5. Make water your drink of choice and use a reusable water bottle.
Improve your health: You can read all about the health benefits of drinking water here.
Save money: Drinks are expensive! Tap water is (basically) free. Restaurant drink prices are basically robbery in my opinion, but even if you buy your sodas at the grocery store you could save around $165 a year by switching to tap water. Disposable plastic water bottles are only $0.12 per bottle (at my Walmart) but if you think about drinking 2L per day for the rest of your life, that adds up fast. $180 per year to be exact.
Help the environment: I think most people have heard about the negative environmental impact caused by disposable water bottles. According to WaterDocs, bottled water is almost 2000 times more energy intensive to produce than tap water, and each plastic bottle takes 450+ years to decompose. Although recycling efforts can help, reducing production and consumption in the first place is a more comprehensive solution. So once again, vote with your money by NOT buying disposable plastic water bottles.
6. Eat more meatless meals.
Improve your health: I won’t speak to the nutrition or quality of meat that most of us buy. But I do know that when there is less meat on a plate that means there can be more room for vegetables and most of us could stand to eat a few more of those.
Save money: Let’s be honest, my main motivation for incorporating more meatless dinners into our diet was to save money. Meat is usually the most expensive part of my grocery list per pound so I am happy to save a few dollars by eliminating meat from at least one dinner per week.
Help the environment: According to GreenPeace, “Shifting to more plant-based foods is essential to combatting climate change, soil, air and water pollution, ocean dead zones, and myriad other problems caused by industrial livestock production. If we decide to eat fewer meals with meat each week, we can have a huge impact on our collective health and the health of the planet.”
7. Go hiking
Improve your health: Hiking is great cardiovascular exercise, and spending time in nature is known to decrease feelings of stress and anxiety. Did you know that sustained cardiovascular activity (like hiking) is said to increase neurogenesis in adults? Yes, it’s just as good for your brain as the rest of your body.
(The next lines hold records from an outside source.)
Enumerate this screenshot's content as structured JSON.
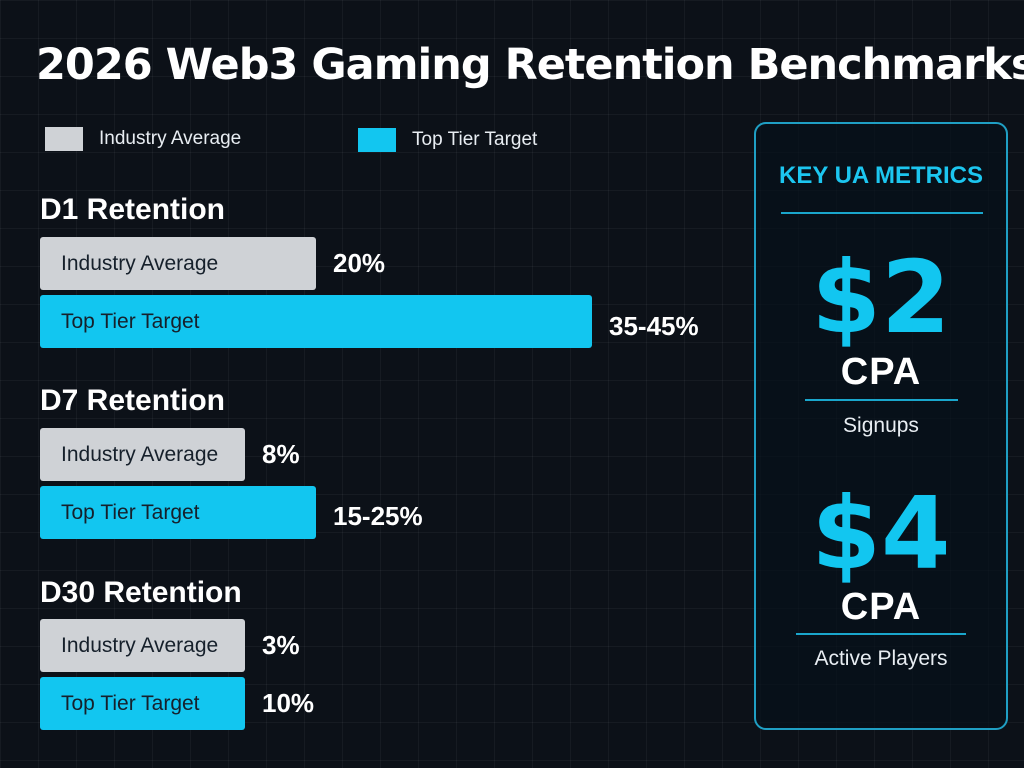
{
  "title": "2026 Web3 Gaming Retention Benchmarks",
  "colors": {
    "industry_average": "#cfd2d6",
    "top_tier_target": "#12c6f0",
    "panel_accent": "#1cc6f0",
    "background": "#0c1118"
  },
  "chart_data": {
    "type": "bar",
    "orientation": "horizontal",
    "title": "2026 Web3 Gaming Retention Benchmarks",
    "legend": [
      "Industry Average",
      "Top Tier Target"
    ],
    "legend_position": "top-left",
    "grid": false,
    "groups": [
      {
        "title": "D1 Retention",
        "bars": [
          {
            "series": "Industry Average",
            "label": "Industry Average",
            "value": 20,
            "display": "20%"
          },
          {
            "series": "Top Tier Target",
            "label": "Top Tier Target",
            "value": 40,
            "range": [
              35,
              45
            ],
            "display": "35-45%"
          }
        ]
      },
      {
        "title": "D7 Retention",
        "bars": [
          {
            "series": "Industry Average",
            "label": "Industry Average",
            "value": 8,
            "display": "8%"
          },
          {
            "series": "Top Tier Target",
            "label": "Top Tier Target",
            "value": 20,
            "range": [
              15,
              25
            ],
            "display": "15-25%"
          }
        ]
      },
      {
        "title": "D30 Retention",
        "bars": [
          {
            "series": "Industry Average",
            "label": "Industry Average",
            "value": 3,
            "display": "3%"
          },
          {
            "series": "Top Tier Target",
            "label": "Top Tier Target",
            "value": 10,
            "display": "10%"
          }
        ]
      }
    ]
  },
  "ua_panel": {
    "title": "KEY UA METRICS",
    "metrics": [
      {
        "value": "$2",
        "unit": "CPA",
        "description": "Signups"
      },
      {
        "value": "$4",
        "unit": "CPA",
        "description": "Active Players"
      }
    ]
  }
}
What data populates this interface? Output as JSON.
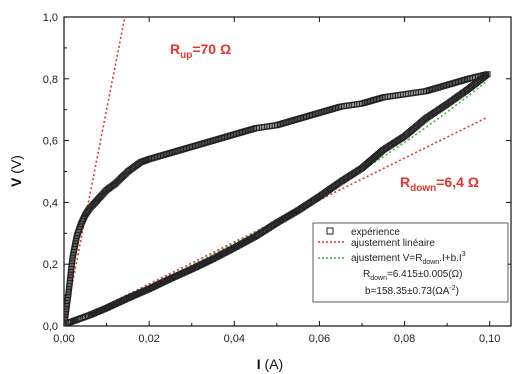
{
  "chart_data": {
    "type": "scatter",
    "xlabel": {
      "main": "I",
      "unit": " (A)"
    },
    "ylabel": {
      "main": "V",
      "unit": " (V)"
    },
    "xlim": [
      0,
      0.105
    ],
    "ylim": [
      0,
      1.0
    ],
    "x_ticks": [
      "0,00",
      "0,02",
      "0,04",
      "0,06",
      "0,08",
      "0,10"
    ],
    "y_ticks": [
      "0,0",
      "0,2",
      "0,4",
      "0,6",
      "0,8",
      "1,0"
    ],
    "annotations": {
      "r_up": {
        "main": "R",
        "sub": "up",
        "rest": "=70 Ω"
      },
      "r_down": {
        "main": "R",
        "sub": "down",
        "rest": "=6,4 Ω"
      }
    },
    "legend": {
      "experience": "expérience",
      "lin_fit": "ajustement linéaire",
      "cubic_fit": {
        "pre": "ajustement V=R",
        "sub": "down",
        "mid": ".I+b.I",
        "sup": "3"
      },
      "r_value": {
        "pre": "R",
        "sub": "down",
        "rest": "=6.415±0.005(Ω)"
      },
      "b_value": {
        "pre": "b=158.35±0.73(ΩA",
        "sup": "-2",
        "post": ")"
      }
    },
    "series": [
      {
        "name": "expérience",
        "style": "open-square",
        "color": "#222222",
        "x": [
          0.0,
          0.0005,
          0.001,
          0.0015,
          0.002,
          0.003,
          0.004,
          0.005,
          0.006,
          0.008,
          0.01,
          0.012,
          0.015,
          0.018,
          0.02,
          0.025,
          0.03,
          0.035,
          0.04,
          0.045,
          0.05,
          0.055,
          0.06,
          0.065,
          0.07,
          0.075,
          0.08,
          0.085,
          0.09,
          0.095,
          0.0995,
          0.095,
          0.09,
          0.085,
          0.08,
          0.075,
          0.07,
          0.065,
          0.06,
          0.055,
          0.05,
          0.045,
          0.04,
          0.035,
          0.03,
          0.025,
          0.02,
          0.015,
          0.01,
          0.006,
          0.003,
          0.001
        ],
        "y": [
          0.0,
          0.05,
          0.1,
          0.16,
          0.22,
          0.29,
          0.33,
          0.36,
          0.38,
          0.41,
          0.44,
          0.46,
          0.5,
          0.53,
          0.54,
          0.56,
          0.58,
          0.6,
          0.62,
          0.64,
          0.65,
          0.67,
          0.69,
          0.71,
          0.72,
          0.74,
          0.75,
          0.76,
          0.78,
          0.8,
          0.815,
          0.767,
          0.718,
          0.672,
          0.614,
          0.57,
          0.511,
          0.467,
          0.419,
          0.374,
          0.334,
          0.29,
          0.253,
          0.217,
          0.184,
          0.153,
          0.12,
          0.09,
          0.058,
          0.035,
          0.02,
          0.01
        ]
      },
      {
        "name": "ajustement linéaire",
        "style": "dotted",
        "color": "#e8322a",
        "segments": [
          {
            "x": [
              0.0,
              0.0143
            ],
            "y": [
              0.0,
              1.0
            ]
          },
          {
            "x": [
              0.0,
              0.0995
            ],
            "y": [
              0.0,
              0.676
            ]
          }
        ]
      },
      {
        "name": "ajustement V=Rdown.I+b.I3",
        "style": "dotted",
        "color": "#3cb43c",
        "r_down": 6.415,
        "b": 158.35,
        "x_range": [
          0.0,
          0.0995
        ]
      }
    ]
  }
}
Save money: Hiking as a hobby or form of exercise has little to no cost associated. All you really need are some decent shoes, a water bottle and the great outdoors. You could save a lot of money by choosing to go hiking instead of attending a weekly aerobics class, or as a family outing instead of going to a restaurant or movie theatre.
Help the environment: According to Environment South Africa “Hiking trails play a significant role in raising environmental awareness by teaching people about natural environments they often find themselves in. They even instill appreciation and respect in people hiking the trails, which in turn helps to protect the natural habitat of native animals and plants. With rising awareness, hiking trails even encourage people to walk and hike more (thus bringing down fossil fuel consumption for vehicles), which in turn triggers a passive involvement in the environmental cause.”
So, there you have it - 7 ways to improve your health while also saving money and helping the environment. I hope you were encouraged that you can take simple steps towards a better future. It doesn’t have to be complicated or grand, and you CAN do it!